Introduction

First reports of a pneumonia of unknown etiology emerged in Wuhan, China, on December 31, 2019. The extremely contagious virus was identified as severe acute respiratory syndrome coronavirus 2 (SARS-CoV-2), and spread quickly beyond Wuhan. In the U.S., the first case of COVID-19, the disease caused by SARS-CoV-2, was reported on January 22, 2020. Despite unprecedented government action, the number of cases in the U.S. grew to over 593000 as of April 14, and crossed one million on April 28.1
The local press and epidemiological research alike have reported local differences in the outbreak.2 A community’s susceptibility to any virus is determined by a variety of factors, inter alia, biological determinants, demographic profiles, and socioeconomic characteristics.3 These factors vary significantly across the U.S.; for instance, COVID-19 fatalities in New York, an epicenter of the outbreak in the U.S., disproportionally affect males and people belonging to older age groups, from Black/African and Hispanic ethnicities, and with certain comorbidities.4
As of May 09, 2020, more than half of COVID-19 data reported by the Centers for Disease Control and Prevention (CDC) are missing race and ethnicity disaggregation; other individual variables are lacking as well. To understand local differences in the outbreak and risk of contracting COVID-19, we therefore deploy an ecological analysis using contextual factors. A two-level hierarchical linear model with full maximum likelihood allows us to simultaneously test and disentangle county- and state-level effects.
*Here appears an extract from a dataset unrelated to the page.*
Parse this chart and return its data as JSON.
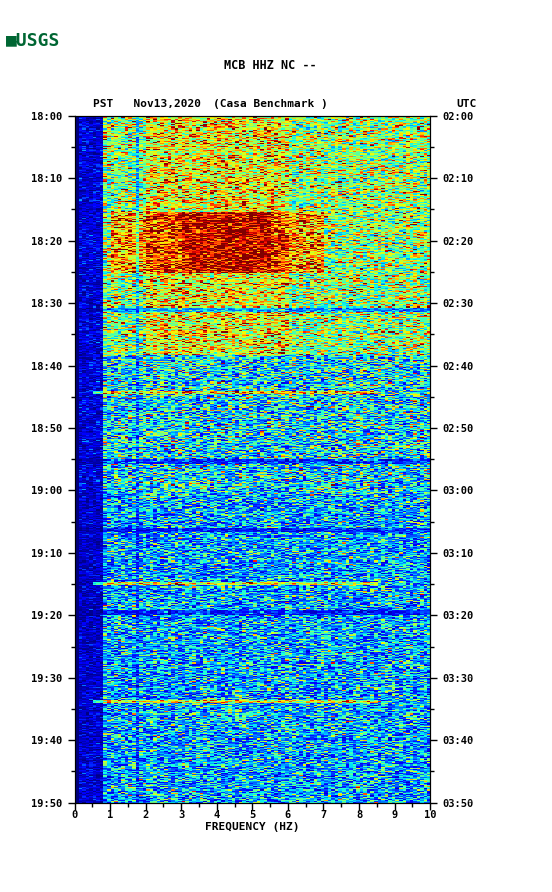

Our study contributes to various strands of current COVID-19 research. First, we note that contextual factors influence the COVID-19 outbreak. Because significant variations in the outbreak exist between states and counties within a state (Figures 1 and 2),2 we recommend policy makers to look at pandemics from the smallest subdivision possible for effective implementation of countermeasures and provision of critical resources. Second, we develop an understanding of how regional cultural differences relate to outbreak variations, driven by specific psychological functioning of individuals and the enduring effects of such differences on political processes, governmental institutions, and public policies.5,6 Third, we debunk rumors that a state’s leadership, as expressed by the political party in control or the gender of its governor, has a statistically significant influence on the outbreak.7 Fourth, we identify how the virus affects counties differently, depending on their demographic profile. Fifth, while good personal health is generally associated with a lower risk, we identify the prevalence of obesity and smoking in counties to be negatively related with the outbreak. Sixth, while previous studies link air pollution to the death rate, we show that it also contributes to the number of cases.